Apoio a americano no BID quebra tradição, desperta reação de parceiros e aumenta isolamento do Brasil
O governo Bolsonaro avança no projeto de demolição da política tradicional do Itamaraty: não subordinação aos Estados Unidos e equidistância diplomática. Foi decisivo o apoio brasileiro para que, pela primeira vez em 60 anos, um americano assuma a presidência do Banco Interamericano de Desenvolvimento (BID). É, na gestão Bolsonaro, o ápice da subserviência ao interesse americano.
Nascido na Flórida de pais cubanos, Mauricio Claver-Carone, linha-dura do trumpismo pinçado no mercado financeiro, teve 66,8% de apoio do capital votante da instituição financeira multilateral, numa eleição em que se abstiveram parceiros de peso como Argentina, Chile e México — recado claro de insatisfação com o alinhamento automático do Planalto à Casa Branca e prova de que a atitude do Brasil equivale a renunciar a qualquer liderança relevante no continente.

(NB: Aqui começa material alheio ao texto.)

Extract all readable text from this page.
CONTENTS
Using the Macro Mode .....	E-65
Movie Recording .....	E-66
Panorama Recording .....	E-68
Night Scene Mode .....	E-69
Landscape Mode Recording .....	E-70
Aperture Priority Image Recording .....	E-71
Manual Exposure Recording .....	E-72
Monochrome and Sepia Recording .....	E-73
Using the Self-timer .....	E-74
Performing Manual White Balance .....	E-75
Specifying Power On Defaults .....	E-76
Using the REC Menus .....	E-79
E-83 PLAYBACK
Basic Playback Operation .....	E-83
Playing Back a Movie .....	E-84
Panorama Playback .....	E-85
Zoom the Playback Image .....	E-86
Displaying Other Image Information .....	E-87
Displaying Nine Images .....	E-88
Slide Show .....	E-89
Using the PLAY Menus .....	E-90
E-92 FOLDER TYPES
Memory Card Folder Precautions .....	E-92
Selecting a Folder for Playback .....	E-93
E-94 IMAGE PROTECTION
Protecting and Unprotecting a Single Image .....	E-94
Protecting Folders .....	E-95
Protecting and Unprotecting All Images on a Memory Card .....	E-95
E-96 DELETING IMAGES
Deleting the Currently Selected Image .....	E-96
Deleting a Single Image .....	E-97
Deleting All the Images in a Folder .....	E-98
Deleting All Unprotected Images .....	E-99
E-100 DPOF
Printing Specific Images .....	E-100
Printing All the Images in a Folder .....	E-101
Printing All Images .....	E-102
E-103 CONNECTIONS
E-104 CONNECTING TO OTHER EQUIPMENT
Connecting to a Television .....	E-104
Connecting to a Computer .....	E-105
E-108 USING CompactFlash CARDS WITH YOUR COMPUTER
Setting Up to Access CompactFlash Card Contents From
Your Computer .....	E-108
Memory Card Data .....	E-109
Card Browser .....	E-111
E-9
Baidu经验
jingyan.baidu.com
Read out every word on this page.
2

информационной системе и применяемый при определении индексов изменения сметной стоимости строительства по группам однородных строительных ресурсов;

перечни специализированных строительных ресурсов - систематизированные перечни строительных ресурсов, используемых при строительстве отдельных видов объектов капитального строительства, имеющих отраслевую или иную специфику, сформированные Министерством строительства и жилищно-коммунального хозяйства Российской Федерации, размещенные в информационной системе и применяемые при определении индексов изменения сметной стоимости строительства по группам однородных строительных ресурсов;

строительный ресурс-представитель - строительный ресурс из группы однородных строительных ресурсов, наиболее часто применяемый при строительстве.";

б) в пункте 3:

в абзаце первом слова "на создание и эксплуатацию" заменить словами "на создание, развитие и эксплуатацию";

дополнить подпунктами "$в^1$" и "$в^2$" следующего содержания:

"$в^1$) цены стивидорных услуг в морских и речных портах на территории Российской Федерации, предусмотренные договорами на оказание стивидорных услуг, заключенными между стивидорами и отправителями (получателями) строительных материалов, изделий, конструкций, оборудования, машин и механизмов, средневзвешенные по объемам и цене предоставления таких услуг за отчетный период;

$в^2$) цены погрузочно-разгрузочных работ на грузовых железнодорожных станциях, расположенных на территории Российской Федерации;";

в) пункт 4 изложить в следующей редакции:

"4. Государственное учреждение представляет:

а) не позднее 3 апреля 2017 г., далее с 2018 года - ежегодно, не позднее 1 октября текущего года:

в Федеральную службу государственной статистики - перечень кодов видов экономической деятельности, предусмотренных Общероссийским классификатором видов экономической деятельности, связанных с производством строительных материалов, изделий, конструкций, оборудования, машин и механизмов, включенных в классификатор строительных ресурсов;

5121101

É como se Bolsonaro repetisse a intenção de Carlos Menem, revelada no final dos anos 1990 ( gestão Bill Clinton), de que a política externa argentina fosse uma “relação carnal” com os Estados Unidos. O presidente brasileiro pode aprender uma lição daquela diplomacia exótica: a economia argentina soçobrou, sem contar com qualquer ajuda especial do amigo do Norte.
A aproximação às cegas de parceiros internacionais, estimulada à base de afinidades pessoais e ideológicas, não costuma dar bons resultados. Bolsonaro, filhos e seu grupo foram evidentemente logrados por Trump no negacionismo da Covid-19, como prova a entrevista concedida em março pelo presidente americano ao jornalista Bob Woodward. Nela, Trump diz que minimizava a doença para não causar pânico. Bolsonaro foi na conversa e ainda terminou catequizado pela lorota da cloroquina. Pelos números oficiais, Estados Unidos e Brasil lideram o ranking de mortes pelo novo coronavírus (cerca de 200 mil e 130 mil).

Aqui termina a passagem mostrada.